Florida lawmakers on Friday conceded defeat on passing congressional district maps and are heading home after a noon deadline ended the session.
Unless the Legislature calls another special session, it will likely fall to the courts to draw the map.
The day started at 9 a.m. with Sen. Bill Galvano, R-Bradenton, the Senate’s redistricting committee chair, asking his fellow senators to reject a proposed map from the House and insist the House adopt the Senate’s version. Senators agreed to the proposal, and the two sides went into a meeting.
It quickly grew tense.
“It certainly sounds like we are no closer than yesterday,” state Rep. Jose Oliva, R-Miami, the House’s redistricting committee chair.
He and Galvano began to talk over each other and, finally, Galvano called for a formal conference committee and the senators left the room mid-meeting.
In order to hold the conference committee, the legislature had to extend the session, but the map must be drawn by Aug. 25, a deadline imposed by the courts.
Just after 10:30, the Senate voted to extend the session until 6 p.m. Aug. 25.
The House convened at 11 a.m., and it had two choices vote for the Senate map, or vote to extend the session through Tuesday.
Stunningly, it chose to do neither.
"I cannot say that we should extend," Oliva said. "I cannot support a motion to extend, knowing what I know, knowing what the differences are."
The House voted 3-99 not to extend the session and sent the Senate back the same House-designed map.
The Senate then voted again to extend session, and sent an entirely new map to the House.
The House rejected both proposals again.
"We'll be back here in October to do this again," Speaker Steve Crisafulli said of the coming special session to draw state Senate districts. "And I expect to do it the same way."
The primary disagreement was over the Senate's proposed changes in Central Florida. The Senate map called for extending a congressional district in Hillsborough County to cover all the eastern portion of the county. To do so, the district also pulled southward and another district had to move in, over a county line, to cover the gap.

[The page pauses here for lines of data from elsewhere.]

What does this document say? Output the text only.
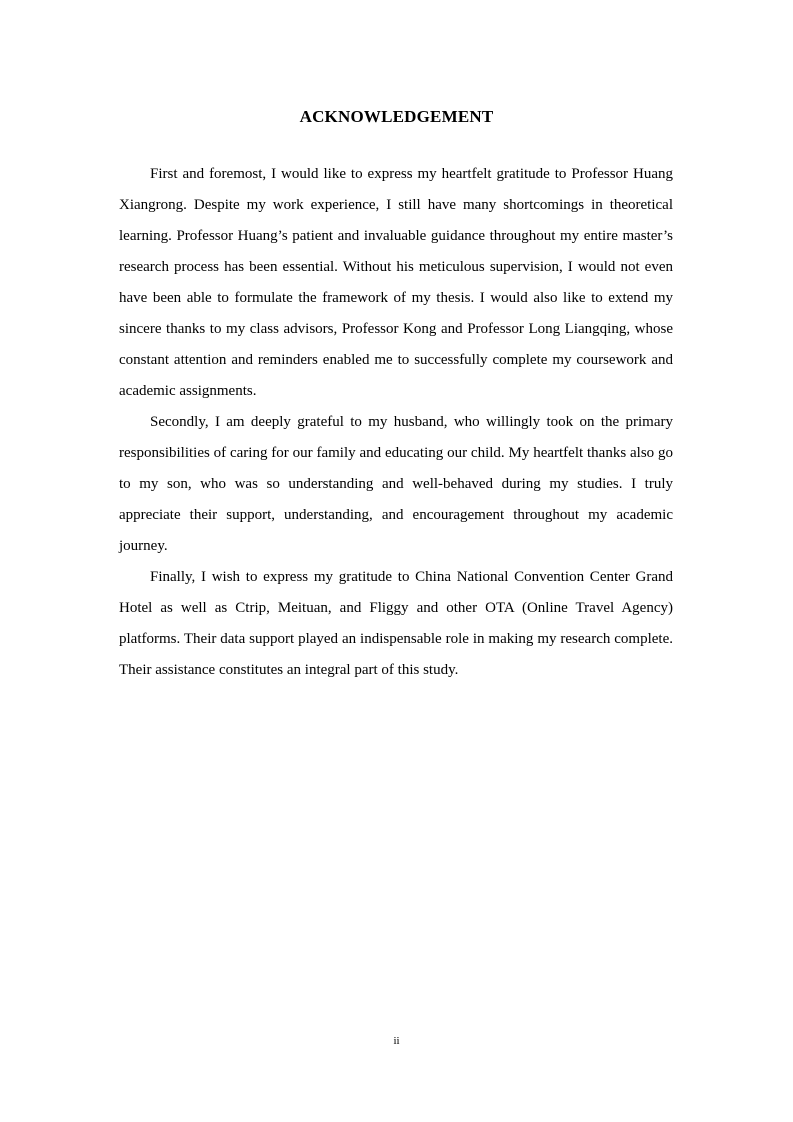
ACKNOWLEDGEMENT

First and foremost, I would like to express my heartfelt gratitude to Professor Huang Xiangrong. Despite my work experience, I still have many shortcomings in theoretical learning. Professor Huang’s patient and invaluable guidance throughout my entire master’s research process has been essential. Without his meticulous supervision, I would not even have been able to formulate the framework of my thesis. I would also like to extend my sincere thanks to my class advisors, Professor Kong and Professor Long Liangqing, whose constant attention and reminders enabled me to successfully complete my coursework and academic assignments.

Secondly, I am deeply grateful to my husband, who willingly took on the primary responsibilities of caring for our family and educating our child. My heartfelt thanks also go to my son, who was so understanding and well-behaved during my studies. I truly appreciate their support, understanding, and encouragement throughout my academic journey.

Finally, I wish to express my gratitude to China National Convention Center Grand Hotel as well as Ctrip, Meituan, and Fliggy and other OTA (Online Travel Agency) platforms. Their data support played an indispensable role in making my research complete. Their assistance constitutes an integral part of this study.

ii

Oliva called the decision to use county lines in Hillsborough but draw over them elsewhere "an inconsistency."
Oliva said that he felt the Senate map would not hold up to the scrutiny of the courts, and that as long as it is under court order, the legislature should adhere to the Florida Supreme Court suggestions as closely as possible.
"The Senate feels very strongly about this being a legislative process," Oliva said. "Our consideration has been the end product."